Все эти десять дней он находился в зале суда и смотрел на лицо человека, который со звериной жестокостью совершил одно из самых изощренных и хладнокровных убийств последних лет.
Именитый адвокат поднял взгляд на своего секретаря. Их отношения выходили за рамки отношений между работником и работодателем. Этому способствовали разные обстоятельства, в том числе и семейные. В конце концов, они были просто друзьями.
— Да-да, я тут кое-что припоминаю, — сказал он, сердечно улыбаясь. — Ты же хотел удрать отсюда на Рождество. Поехать в Альпы. Кататься на коньках и лыжах. Так ведь? Эх, был бы я твоего возраста — тоже бы с тобой поехал.
Сказанное рассмешило Джонсона. Он был молодым парнем, двадцати шести лет от роду, с утонченными чертами лицами, которые чем-то походили на женские.
— Теперь я смогу оказаться на борту корабля, который отправляется завтра утром, — сказал он. — Но я рад отнюдь не от того, что дело завершено. Я рад, что больше никогда не увижу наводящее оторопь лицо того мужчины. Определенно оно засело у меня в голове. Пергаментная бледная кожа, черные волосы, зачесанные на лоб, — все это я никогда уже не забуду. И еще: я навсегда запомню описание того, как расчлененные части тела вперемешку с негашеной известью запихивали и утрамбовывали в…
— Дорогой мой, не стоит на этом зацикливаться, — перебил собеседник, слегка прищурив глаза и с любопытством глядя на него. — Просто не думай об этом. Подобные образы имеют одну пренеприятную особенность — всплывать в сознании, когда ты меньше всего этого хочешь. Когда ты вернешься, от тебя потребуется весь твой энтузиазм, который мы используем в моей парламентской работе. И вот еще что: не умудрись-ка сломать себе шею, катаясь на лыжах.

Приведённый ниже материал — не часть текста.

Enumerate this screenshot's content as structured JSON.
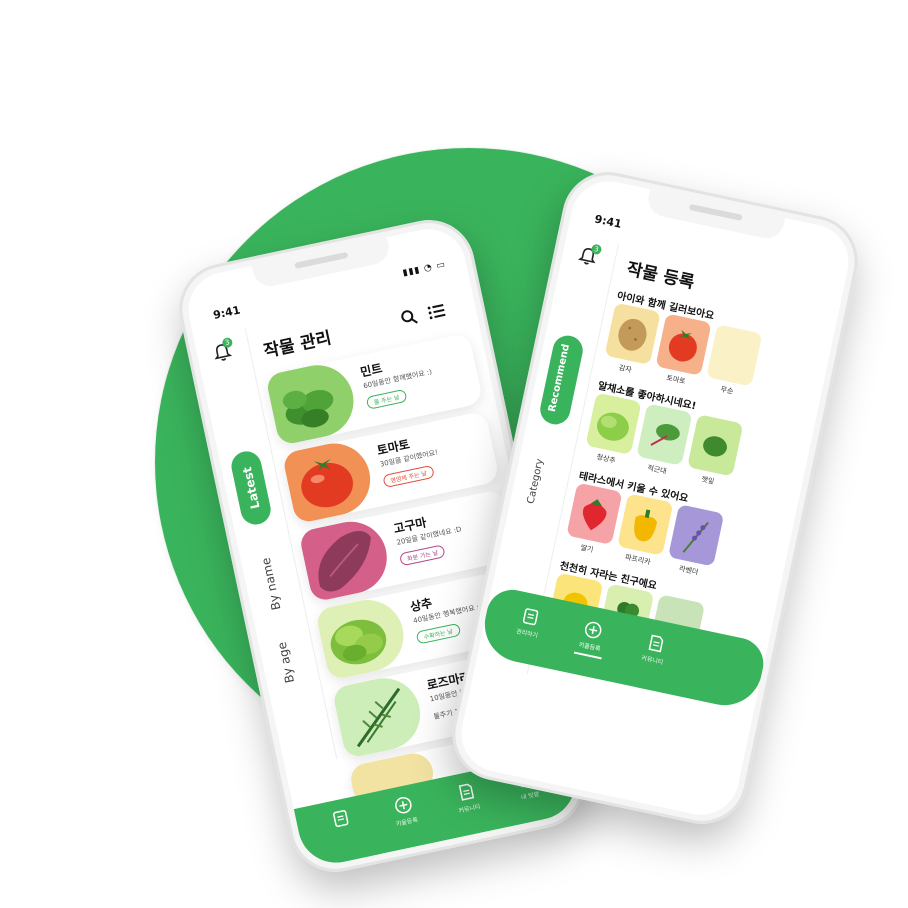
{
  "colors": {
    "brand_green": "#3ab45c",
    "background": "#ffffff"
  },
  "left_phone": {
    "status_time": "9:41",
    "notification_count": "3",
    "title": "작물 관리",
    "icons": {
      "search": "search-icon",
      "filter": "list-filter-icon",
      "bell": "bell-icon"
    },
    "rail": {
      "active": "Latest",
      "by_name": "By name",
      "by_age": "By age"
    },
    "crops": [
      {
        "name": "민트",
        "desc": "60일동안 함께했어요 :)",
        "tag": "물 주는 날",
        "tag_style": "green",
        "color": "#8fd06b"
      },
      {
        "name": "토마토",
        "desc": "30일을 같이했어요!",
        "tag": "영양제 주는 날",
        "tag_style": "red",
        "color": "#f29155"
      },
      {
        "name": "고구마",
        "desc": "20일을 같이했네요 :D",
        "tag": "화분 가는 날",
        "tag_style": "purple",
        "color": "#d4608a"
      },
      {
        "name": "상추",
        "desc": "40일동안 행복했어요 :)",
        "tag": "수확하는 날",
        "tag_style": "green",
        "color": "#dff0b6"
      },
      {
        "name": "로즈마리",
        "desc": "10일동안 함께해",
        "tag": "물주기 1일 전",
        "tag_style": "plain",
        "color": "#cdeeb8"
      }
    ],
    "tabs": [
      {
        "label": "",
        "icon": "journal-icon"
      },
      {
        "label": "키울등록",
        "icon": "plus-circle-icon"
      },
      {
        "label": "커뮤니티",
        "icon": "document-icon"
      },
      {
        "label": "내 텃밭",
        "icon": "person-icon"
      }
    ]
  },
  "right_phone": {
    "status_time": "9:41",
    "notification_count": "3",
    "title": "작물 등록",
    "rail": {
      "active": "Recommend",
      "other": "Category"
    },
    "sections": [
      {
        "title": "아이와 함께 길러보아요",
        "items": [
          {
            "label": "감자",
            "color": "#f5e0a0"
          },
          {
            "label": "토마토",
            "color": "#f6b08a"
          },
          {
            "label": "무순",
            "color": "#fbf1c6"
          }
        ]
      },
      {
        "title": "알채소를 좋아하시네요!",
        "items": [
          {
            "label": "청상추",
            "color": "#d8ef9e"
          },
          {
            "label": "적근대",
            "color": "#cfeec0"
          },
          {
            "label": "깻잎",
            "color": "#c8e89a"
          }
        ]
      },
      {
        "title": "테라스에서 키울 수 있어요",
        "items": [
          {
            "label": "딸기",
            "color": "#f6a3a8"
          },
          {
            "label": "파프리카",
            "color": "#fce38c"
          },
          {
            "label": "라벤더",
            "color": "#a698d8"
          }
        ]
      },
      {
        "title": "천천히 자라는 친구에요",
        "items": [
          {
            "label": "",
            "color": "#fbe57a"
          },
          {
            "label": "",
            "color": "#d9efb0"
          },
          {
            "label": "",
            "color": "#c8e3b8"
          }
        ]
      }
    ],
    "tabs": [
      {
        "label": "관리하기",
        "icon": "journal-icon"
      },
      {
        "label": "키울등록",
        "icon": "plus-circle-icon"
      },
      {
        "label": "커뮤니티",
        "icon": "document-icon"
      }
    ]
  }
}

Джонсон пожал ему руку и направился к выходу из кабинета. В дверях он неожиданно обернулся.
— Я хотел бы кое о чем вас попросить, — сказал он. — Не одолжите мне ваш рюкзак? Сейчас уже слишком поздно, чтобы я мог его купить, а корабль отправляется рано утром, когда все магазины будут еще закрыты.
— Конечно-конечно. Я пошлю к тебе Генри. Как доберусь до дома, так сразу этим займусь.
— Обещаю аккуратно с ним обращаться, — поблагодарил Джонсон. В голову пришла приятная мысль, что уже через тридцать часов он будет находиться около сияющих вершин зимних Альп. Недавнее уголовное дело представлялось лишь плохим сном.
Поужинав в клубе, он отправился в Блумсбери, где занимал верхний этаж в одном из старых мрачных домов с большими комнатами и высокими потолками. Комнаты этажом ниже не были обставлены мебелью и пустовали, а в тех, что под ними, обитали постояльцы, с которыми он вовсе не был знаком. Обстановка была тоскливая, и он всей душой жаждал скорейших перемен. Ночь оказалась еще тоскливей: царило ненастье, на улице лишь изредка попадались прохожие. Дождь со снегом не на шутку разошелся. Картину дополнял пронизывающий насквозь сильный восточный ветер. Он зловеще выл среди больших угрюмых домов, располагавшихся на широких площадях. Подойдя ко входу в свои апартаменты, Джонсон услышал, как где-то за окном, над царством черных крыш, свистит и рычит ветер.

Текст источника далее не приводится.